Search code examples
sqlpysparkjdbcamazon-redshift

Pass parameters to query with spark.read.format(jdbc) format


I am trying to execute following sample query throug spark.read.format("jdbc") in redshift

query="select * from tableA join tableB on a.id = b.id where a.date > ? and b.date > ?"

I am trying to execute this query as follows:

I read query_parameters from a table and I am getting a dataframe and then made it as a list by using df.collect() statement and then converting to tuple to pass it as parameters

query_parameters = ("2022-01-01","2023-01-01")

df = spark.read.format("jdbc") \
  .option("url", url) \
  .option("query",query) \
  .option("user","user") \
  .option("password", pass) \
  .option("queryParameters", ",".join(query_parameters)) \
  .option("driver", driver) \
  .load()

I am getting following error:

com.amazon.redshift.util.RedshiftException: ERROR: invalid input syntax for type date: \"?\"\r\n\tat

How do we pass parameters to the query when we are executing through spark.read in pyspark


Solution

  • According to official spark-redshift implementation, it seems that there is no option named queryParameters available. Not sure where you found it, but I wasn't able to find it in the official github code.

    The only way to pass parameters to your query is through Python string concatenation or interpolation and setting the query option of the driver, as shown in the corresponding test suite RedshiftReadSuite.scala.

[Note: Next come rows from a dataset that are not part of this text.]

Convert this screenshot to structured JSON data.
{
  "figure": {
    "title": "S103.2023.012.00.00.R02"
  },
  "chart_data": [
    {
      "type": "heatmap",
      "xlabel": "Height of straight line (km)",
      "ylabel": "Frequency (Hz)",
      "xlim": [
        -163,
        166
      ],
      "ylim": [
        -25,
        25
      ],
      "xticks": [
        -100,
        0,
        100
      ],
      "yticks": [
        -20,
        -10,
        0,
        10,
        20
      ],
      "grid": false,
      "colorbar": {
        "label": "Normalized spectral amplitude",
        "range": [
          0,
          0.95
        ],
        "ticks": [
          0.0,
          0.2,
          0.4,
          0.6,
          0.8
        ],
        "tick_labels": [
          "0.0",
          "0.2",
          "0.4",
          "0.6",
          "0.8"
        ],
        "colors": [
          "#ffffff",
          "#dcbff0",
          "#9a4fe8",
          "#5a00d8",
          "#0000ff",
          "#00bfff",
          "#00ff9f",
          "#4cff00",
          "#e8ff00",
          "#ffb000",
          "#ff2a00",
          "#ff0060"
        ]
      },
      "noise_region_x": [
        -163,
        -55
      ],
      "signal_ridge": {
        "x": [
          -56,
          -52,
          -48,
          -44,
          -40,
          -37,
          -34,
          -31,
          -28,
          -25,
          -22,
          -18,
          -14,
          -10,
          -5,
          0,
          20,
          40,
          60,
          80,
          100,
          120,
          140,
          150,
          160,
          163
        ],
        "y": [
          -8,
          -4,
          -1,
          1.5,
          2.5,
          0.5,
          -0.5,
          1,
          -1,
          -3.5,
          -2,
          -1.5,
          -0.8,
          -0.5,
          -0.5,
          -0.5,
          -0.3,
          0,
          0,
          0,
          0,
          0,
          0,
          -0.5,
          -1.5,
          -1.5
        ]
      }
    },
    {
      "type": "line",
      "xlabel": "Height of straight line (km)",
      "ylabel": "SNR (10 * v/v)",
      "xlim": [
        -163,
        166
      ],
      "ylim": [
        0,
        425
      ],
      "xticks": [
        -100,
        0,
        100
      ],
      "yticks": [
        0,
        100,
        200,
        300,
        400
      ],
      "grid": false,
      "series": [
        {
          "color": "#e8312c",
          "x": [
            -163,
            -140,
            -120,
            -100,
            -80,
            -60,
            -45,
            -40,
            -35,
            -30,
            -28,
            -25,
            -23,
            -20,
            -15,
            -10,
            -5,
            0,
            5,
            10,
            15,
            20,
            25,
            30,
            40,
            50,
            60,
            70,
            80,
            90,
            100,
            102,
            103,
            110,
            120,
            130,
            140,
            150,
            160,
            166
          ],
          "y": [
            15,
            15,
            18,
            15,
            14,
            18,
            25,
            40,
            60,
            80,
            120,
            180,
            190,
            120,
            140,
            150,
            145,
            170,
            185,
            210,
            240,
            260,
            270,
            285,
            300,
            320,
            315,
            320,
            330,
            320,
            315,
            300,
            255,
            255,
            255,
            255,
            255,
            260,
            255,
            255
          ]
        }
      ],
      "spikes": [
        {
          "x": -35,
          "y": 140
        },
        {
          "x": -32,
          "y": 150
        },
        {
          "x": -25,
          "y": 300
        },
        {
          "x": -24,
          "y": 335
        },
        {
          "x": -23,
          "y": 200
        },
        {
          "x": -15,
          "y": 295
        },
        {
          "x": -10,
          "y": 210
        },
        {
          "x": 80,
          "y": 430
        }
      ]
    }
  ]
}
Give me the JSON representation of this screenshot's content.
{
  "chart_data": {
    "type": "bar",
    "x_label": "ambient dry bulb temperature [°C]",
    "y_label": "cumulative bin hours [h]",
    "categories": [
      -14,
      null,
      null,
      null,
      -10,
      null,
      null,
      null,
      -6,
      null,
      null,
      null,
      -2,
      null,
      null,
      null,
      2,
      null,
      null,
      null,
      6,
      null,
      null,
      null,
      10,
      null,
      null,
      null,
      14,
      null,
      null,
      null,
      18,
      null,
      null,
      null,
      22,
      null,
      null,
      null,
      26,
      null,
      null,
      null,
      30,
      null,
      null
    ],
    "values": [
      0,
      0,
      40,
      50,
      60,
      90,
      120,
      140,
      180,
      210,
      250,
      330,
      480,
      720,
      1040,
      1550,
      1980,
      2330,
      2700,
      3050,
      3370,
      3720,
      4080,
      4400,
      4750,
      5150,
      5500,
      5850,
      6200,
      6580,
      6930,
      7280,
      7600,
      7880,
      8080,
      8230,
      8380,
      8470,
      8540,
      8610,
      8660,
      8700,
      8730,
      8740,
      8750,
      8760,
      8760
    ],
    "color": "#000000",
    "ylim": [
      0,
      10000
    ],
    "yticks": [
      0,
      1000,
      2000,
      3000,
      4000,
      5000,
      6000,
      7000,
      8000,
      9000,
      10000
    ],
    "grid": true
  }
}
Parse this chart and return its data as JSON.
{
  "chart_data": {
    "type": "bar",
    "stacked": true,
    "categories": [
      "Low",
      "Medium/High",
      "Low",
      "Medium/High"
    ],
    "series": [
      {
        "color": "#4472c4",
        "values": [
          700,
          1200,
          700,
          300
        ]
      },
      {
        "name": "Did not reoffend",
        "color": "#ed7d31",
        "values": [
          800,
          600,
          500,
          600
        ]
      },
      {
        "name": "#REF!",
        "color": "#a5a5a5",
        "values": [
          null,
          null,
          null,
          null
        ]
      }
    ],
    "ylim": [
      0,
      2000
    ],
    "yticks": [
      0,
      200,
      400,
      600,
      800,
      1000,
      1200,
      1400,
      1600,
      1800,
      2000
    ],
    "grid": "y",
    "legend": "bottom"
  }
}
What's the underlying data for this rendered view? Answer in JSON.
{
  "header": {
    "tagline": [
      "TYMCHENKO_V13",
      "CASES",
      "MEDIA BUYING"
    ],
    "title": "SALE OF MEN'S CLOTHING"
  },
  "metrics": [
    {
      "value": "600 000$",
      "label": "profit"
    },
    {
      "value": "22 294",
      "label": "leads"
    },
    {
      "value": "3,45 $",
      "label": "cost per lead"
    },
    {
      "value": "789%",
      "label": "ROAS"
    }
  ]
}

    For the above example this should work:

    query_parameters = ("2022-01-01","2023-01-01")
    
    query=f"select * from tableA join tableB on a.id = b.id where a.date > '{query_parameters[0]}'' and b.date > '{query_parameters[1]}'"
    
    df = spark.read.format("jdbc") \
      .option("url", url) \
      .option("query",query) \
      .option("user","user") \
      .option("password", pass) \
      .option("driver", driver) \
      .load()